IGNOU's enrollment has doubled in recent years, to as many as 4 million students, about 10 times the size of America's largest university, the University of Phoenix's online campus. Like American community colleges, admission at an open university is not competitive, but the schools offer a range of programs, including doctoral degrees.

The model tends to be an old-fashioned concept in a digital world: many students take courses through the mail or by listening to radio or television broadcasts. But it may also be part of the answer to India's modern higher-education crisis, which leaders worry could eventually put a crimp in the country's rapid economic growth. "Middle-class students are not getting enough opportunities in the universities or colleges," said Perumalsamy Renga Ramanujam, IGNOU's pro-vice chancellor, explaining the school's rapid growth. "And it goes beyond that. The poor people living in rural areas and slum dwellers, all of them have direct access" to IGNOU courses.

Other open universities are also ballooning in size. Nalanda Open University in Bihar, India's poorest, least-educated state, went from an enrollment of about 1,500 to 40,000 in the past decade.

India's economic growth may be staggering, but population growth has increasingly become a hazard to the country's financial future as it tries to educate a new generation to sustain the progress.

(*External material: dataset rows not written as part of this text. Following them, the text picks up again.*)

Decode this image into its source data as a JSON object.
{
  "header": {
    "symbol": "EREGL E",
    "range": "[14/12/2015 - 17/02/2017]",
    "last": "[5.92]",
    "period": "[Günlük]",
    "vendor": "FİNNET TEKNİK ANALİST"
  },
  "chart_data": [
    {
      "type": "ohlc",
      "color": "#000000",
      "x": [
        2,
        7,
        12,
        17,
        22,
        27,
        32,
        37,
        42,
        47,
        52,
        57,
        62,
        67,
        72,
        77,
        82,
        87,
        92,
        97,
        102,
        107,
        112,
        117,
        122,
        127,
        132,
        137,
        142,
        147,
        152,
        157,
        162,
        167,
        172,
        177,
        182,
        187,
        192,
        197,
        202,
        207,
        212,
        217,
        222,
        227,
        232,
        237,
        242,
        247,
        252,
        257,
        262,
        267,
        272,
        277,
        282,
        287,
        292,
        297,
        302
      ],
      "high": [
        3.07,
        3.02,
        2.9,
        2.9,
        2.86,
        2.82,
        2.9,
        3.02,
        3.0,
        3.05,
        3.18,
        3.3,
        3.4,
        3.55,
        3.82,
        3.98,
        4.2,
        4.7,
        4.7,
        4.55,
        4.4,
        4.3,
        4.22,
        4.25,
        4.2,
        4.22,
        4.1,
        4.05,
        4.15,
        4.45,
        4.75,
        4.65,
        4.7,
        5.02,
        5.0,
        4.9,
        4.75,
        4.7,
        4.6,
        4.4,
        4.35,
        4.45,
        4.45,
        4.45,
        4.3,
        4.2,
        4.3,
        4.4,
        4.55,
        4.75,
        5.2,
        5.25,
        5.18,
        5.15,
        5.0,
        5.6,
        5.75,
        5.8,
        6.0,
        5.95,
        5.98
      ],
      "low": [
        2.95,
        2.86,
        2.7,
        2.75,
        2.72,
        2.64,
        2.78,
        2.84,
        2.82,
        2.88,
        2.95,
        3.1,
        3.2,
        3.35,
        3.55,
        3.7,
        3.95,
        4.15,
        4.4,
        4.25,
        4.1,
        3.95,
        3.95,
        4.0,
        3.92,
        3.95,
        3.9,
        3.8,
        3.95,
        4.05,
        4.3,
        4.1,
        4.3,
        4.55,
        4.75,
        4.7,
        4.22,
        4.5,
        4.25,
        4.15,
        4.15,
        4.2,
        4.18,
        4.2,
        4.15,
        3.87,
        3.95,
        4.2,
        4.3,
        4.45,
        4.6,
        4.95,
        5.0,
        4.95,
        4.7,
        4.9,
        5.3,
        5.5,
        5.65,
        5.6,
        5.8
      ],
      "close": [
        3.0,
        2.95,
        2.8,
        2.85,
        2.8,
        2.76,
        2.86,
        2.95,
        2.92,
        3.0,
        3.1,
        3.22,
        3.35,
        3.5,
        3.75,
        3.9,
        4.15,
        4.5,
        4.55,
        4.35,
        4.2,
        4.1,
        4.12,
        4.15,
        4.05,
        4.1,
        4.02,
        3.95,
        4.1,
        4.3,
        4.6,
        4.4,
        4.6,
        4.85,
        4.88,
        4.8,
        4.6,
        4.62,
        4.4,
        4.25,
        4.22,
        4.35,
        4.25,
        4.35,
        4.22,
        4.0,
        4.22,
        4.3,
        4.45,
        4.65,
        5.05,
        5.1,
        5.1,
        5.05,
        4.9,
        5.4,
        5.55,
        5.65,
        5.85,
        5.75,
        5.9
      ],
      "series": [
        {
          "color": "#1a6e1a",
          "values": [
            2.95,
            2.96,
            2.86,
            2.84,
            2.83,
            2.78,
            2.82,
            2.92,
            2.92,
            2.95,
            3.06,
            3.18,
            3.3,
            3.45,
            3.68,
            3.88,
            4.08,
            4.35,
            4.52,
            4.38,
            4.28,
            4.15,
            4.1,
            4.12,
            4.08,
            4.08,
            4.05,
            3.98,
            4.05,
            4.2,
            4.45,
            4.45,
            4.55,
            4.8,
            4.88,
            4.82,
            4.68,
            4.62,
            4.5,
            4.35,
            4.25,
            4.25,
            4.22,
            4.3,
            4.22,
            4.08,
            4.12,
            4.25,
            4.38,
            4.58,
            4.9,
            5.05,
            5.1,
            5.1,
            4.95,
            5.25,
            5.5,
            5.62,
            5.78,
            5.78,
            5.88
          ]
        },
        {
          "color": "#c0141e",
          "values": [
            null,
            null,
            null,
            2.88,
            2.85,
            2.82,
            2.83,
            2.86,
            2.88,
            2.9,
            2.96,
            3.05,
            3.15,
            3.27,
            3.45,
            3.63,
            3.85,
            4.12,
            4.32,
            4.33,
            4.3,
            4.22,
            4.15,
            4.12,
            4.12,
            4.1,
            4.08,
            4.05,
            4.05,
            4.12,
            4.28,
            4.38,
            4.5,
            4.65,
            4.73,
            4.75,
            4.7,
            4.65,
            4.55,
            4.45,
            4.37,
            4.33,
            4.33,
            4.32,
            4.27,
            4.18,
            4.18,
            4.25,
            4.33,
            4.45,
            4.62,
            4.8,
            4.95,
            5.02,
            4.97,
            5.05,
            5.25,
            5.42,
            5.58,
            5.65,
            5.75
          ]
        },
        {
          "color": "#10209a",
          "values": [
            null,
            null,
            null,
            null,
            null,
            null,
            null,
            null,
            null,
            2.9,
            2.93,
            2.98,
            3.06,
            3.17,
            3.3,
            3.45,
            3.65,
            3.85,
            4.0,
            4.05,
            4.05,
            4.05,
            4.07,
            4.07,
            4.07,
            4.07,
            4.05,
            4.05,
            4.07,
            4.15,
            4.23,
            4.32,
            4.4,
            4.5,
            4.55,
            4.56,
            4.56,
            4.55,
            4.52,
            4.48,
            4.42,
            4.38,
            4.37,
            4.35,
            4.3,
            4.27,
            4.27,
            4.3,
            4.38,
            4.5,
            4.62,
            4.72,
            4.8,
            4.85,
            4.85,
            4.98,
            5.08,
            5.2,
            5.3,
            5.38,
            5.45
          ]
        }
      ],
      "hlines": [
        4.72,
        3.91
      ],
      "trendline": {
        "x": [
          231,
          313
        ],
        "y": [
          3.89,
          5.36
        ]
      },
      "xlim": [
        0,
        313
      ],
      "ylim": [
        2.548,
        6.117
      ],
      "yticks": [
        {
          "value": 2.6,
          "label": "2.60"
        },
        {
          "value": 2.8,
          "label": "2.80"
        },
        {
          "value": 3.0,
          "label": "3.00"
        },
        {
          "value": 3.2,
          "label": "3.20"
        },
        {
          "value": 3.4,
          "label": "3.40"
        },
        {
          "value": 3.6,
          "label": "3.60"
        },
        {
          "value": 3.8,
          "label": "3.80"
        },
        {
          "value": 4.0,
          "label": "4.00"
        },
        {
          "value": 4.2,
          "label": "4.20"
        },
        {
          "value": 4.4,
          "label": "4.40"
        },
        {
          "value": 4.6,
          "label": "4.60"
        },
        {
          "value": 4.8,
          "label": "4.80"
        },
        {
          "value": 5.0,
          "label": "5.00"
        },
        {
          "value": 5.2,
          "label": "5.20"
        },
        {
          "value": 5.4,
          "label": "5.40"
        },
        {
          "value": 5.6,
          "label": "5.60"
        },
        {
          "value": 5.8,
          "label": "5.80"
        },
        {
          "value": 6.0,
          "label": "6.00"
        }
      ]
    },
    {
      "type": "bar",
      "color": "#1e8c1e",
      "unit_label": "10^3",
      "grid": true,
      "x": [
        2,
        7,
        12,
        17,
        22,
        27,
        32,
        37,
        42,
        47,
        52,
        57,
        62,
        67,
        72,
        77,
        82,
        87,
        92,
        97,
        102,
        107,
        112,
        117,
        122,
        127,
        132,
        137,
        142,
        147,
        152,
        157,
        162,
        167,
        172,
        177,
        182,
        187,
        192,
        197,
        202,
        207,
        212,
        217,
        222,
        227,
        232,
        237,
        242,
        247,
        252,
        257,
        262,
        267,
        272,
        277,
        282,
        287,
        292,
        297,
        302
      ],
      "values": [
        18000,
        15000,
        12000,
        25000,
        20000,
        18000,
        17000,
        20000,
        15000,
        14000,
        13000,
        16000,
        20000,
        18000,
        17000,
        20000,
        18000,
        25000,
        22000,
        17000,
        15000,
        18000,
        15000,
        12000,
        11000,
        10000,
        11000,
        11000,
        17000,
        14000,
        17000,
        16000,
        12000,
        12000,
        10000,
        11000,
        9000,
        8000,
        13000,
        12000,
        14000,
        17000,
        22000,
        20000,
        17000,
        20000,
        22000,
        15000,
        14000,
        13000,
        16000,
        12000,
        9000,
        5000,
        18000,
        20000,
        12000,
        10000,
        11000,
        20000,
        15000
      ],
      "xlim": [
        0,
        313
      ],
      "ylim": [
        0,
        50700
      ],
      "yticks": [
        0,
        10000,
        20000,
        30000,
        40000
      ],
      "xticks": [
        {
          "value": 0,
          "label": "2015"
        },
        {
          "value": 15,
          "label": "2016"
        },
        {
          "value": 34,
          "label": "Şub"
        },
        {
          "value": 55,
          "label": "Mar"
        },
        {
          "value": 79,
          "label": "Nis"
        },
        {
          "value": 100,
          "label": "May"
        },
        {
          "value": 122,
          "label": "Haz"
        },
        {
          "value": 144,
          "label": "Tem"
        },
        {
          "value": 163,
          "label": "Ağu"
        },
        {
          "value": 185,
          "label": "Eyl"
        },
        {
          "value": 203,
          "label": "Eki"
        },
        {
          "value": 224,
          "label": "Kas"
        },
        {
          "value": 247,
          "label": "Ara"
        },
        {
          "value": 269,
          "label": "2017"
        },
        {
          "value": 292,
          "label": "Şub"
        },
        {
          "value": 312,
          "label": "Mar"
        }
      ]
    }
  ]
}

India's population is projected to increase by about 25%, or 300 million people, by the year 2026.

A major push by the Indian government for universal K-12 education has made significant headway in districts where once there were no schools at all. Now, as millions of students graduating from high school along with older villagers across the country seek to take part in India's economic progress, the government is struggling to send more of them to college and beyond.

As India worries about getting more students to college, the Obama Administration has fretted about America's low college graduation rates, and both nations are worried about improving the research and innovation produced by universities. India and America have vowed to work together on improving higher education in the two countries, most recently at a summit last summer attended by Secretary of State Hillary Clinton.

But India's efforts to boost its postsecondary system also represent a potential threat in less than 10 years as the number of college goers in India is expected to increase to 40 million, double the number in the U.S.